Monday, March 29, 2010

Poems About Fiery Birds


Stalled by senescence,
Feared he'd met his quietus
Although the timing wasn't best
I wanted him to rage.

The feather's growing sicker,
Dipped in ink, but dripping quicker.
Meant for febrile fireworks flicker,
Only drab roars shock the page

There's a phoenix on my tongue
Wants to chant words that can't be sung
Weathering fast, but growing young
Closer to birth with every age.


Of Mere Being
By: Wallace Stevens

The palm at the end of the mind,
Beyond the last thought, rises
In the bronze distance.

A gold-feathered bird
Sings in the palm, without human meaning,
Without human feeling, a foreign song.

You know then that it is not the reason
That makes us happy or unhappy.
The bird sings. Its feathers shine.

The palm stands on the edge of space.
The wind moves slowly in the branches.
The bird’s fire-fangled feathers dangle down.

I read Wallace Stevenson's "Of Mere Being" for the first time today as part of my homework for poetry class.
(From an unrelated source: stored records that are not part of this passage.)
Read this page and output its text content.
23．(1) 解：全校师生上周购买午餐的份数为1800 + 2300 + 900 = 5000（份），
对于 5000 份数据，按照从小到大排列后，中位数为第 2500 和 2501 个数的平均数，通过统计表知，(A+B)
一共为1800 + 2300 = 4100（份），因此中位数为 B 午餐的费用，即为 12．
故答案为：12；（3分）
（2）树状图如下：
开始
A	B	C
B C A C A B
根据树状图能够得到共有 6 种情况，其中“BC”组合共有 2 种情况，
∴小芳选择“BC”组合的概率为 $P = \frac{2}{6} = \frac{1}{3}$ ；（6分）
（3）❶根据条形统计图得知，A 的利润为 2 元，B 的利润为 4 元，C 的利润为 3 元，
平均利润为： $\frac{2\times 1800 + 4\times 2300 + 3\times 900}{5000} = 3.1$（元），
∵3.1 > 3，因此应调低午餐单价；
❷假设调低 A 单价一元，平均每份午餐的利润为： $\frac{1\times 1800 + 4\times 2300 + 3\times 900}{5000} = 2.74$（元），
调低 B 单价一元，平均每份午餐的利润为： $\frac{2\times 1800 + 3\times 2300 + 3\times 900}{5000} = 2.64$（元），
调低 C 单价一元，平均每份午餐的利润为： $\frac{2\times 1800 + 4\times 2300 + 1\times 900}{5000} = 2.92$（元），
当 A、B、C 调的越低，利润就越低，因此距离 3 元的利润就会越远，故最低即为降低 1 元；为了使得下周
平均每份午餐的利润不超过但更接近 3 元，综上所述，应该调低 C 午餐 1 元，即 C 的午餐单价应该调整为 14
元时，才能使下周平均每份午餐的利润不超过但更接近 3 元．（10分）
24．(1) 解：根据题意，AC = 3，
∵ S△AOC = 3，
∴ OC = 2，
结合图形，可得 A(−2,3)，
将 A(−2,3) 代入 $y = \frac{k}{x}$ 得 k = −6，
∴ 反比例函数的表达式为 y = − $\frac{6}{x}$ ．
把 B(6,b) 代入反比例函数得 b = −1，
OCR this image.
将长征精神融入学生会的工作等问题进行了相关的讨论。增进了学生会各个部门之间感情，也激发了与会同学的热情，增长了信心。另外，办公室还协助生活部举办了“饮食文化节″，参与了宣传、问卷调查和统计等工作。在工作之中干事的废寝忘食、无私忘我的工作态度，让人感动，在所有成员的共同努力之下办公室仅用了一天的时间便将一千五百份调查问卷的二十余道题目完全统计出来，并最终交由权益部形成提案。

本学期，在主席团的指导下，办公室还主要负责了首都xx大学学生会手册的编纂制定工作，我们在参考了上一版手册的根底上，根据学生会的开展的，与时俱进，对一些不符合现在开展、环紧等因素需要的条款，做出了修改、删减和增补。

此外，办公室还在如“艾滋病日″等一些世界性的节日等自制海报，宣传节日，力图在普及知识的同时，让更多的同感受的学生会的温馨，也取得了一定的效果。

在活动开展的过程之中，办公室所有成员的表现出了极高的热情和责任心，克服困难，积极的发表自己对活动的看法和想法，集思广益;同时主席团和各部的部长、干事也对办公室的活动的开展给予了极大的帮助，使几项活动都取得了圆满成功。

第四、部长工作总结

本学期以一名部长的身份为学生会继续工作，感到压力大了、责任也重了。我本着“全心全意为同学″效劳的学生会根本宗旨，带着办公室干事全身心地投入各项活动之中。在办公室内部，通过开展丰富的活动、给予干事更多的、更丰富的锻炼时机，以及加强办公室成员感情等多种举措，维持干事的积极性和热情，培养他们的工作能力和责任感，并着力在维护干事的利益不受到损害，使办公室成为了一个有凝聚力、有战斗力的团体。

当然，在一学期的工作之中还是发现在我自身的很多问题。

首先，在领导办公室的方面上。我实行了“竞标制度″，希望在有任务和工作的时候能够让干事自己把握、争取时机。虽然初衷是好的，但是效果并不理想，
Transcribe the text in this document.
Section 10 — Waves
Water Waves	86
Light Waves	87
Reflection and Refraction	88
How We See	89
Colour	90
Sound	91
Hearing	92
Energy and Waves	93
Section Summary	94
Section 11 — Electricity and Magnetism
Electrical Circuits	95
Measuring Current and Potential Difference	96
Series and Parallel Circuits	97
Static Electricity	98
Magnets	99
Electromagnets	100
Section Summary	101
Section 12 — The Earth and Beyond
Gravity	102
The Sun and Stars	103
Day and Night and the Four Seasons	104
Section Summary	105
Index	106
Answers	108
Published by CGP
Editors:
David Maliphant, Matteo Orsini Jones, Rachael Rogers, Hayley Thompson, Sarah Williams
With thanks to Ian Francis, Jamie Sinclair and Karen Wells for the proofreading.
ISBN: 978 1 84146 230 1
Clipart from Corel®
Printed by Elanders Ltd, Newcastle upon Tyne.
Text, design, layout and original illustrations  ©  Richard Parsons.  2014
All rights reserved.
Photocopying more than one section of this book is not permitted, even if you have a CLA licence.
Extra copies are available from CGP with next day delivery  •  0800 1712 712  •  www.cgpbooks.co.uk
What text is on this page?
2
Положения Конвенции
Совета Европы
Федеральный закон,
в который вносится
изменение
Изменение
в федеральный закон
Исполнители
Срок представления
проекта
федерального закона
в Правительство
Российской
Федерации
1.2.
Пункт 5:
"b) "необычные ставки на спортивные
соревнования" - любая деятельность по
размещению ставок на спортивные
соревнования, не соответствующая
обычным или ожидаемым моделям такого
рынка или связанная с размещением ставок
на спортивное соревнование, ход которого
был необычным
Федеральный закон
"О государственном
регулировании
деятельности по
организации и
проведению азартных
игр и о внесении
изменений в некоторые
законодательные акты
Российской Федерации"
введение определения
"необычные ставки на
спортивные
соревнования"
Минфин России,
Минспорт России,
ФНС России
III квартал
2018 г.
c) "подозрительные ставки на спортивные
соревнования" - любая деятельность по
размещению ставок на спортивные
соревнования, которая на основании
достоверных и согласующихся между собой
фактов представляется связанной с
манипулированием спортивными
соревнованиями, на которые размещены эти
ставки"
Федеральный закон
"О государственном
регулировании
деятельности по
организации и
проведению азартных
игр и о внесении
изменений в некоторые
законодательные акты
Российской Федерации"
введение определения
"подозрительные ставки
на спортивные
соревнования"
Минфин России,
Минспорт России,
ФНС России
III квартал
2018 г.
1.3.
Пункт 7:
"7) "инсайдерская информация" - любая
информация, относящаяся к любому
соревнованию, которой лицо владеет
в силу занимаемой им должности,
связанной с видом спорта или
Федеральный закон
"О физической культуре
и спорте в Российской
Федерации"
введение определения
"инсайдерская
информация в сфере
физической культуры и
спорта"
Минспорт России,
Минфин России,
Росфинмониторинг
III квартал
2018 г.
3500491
It reminded me of this poem I had written back in October. The subject matters are certainly different, but both poems use the motif of a fiery bird and have a twelve line structure. And in some ways, I think they have more in common than it appears. "Of Mere Being" addresses the need to abandon human meaning and feeling in order to simply be. In that same way, I think that humans need to abandon all fears, doubts, prejudices and other human-created feelings in order to successfully express themselves whether through writing or speaking or art.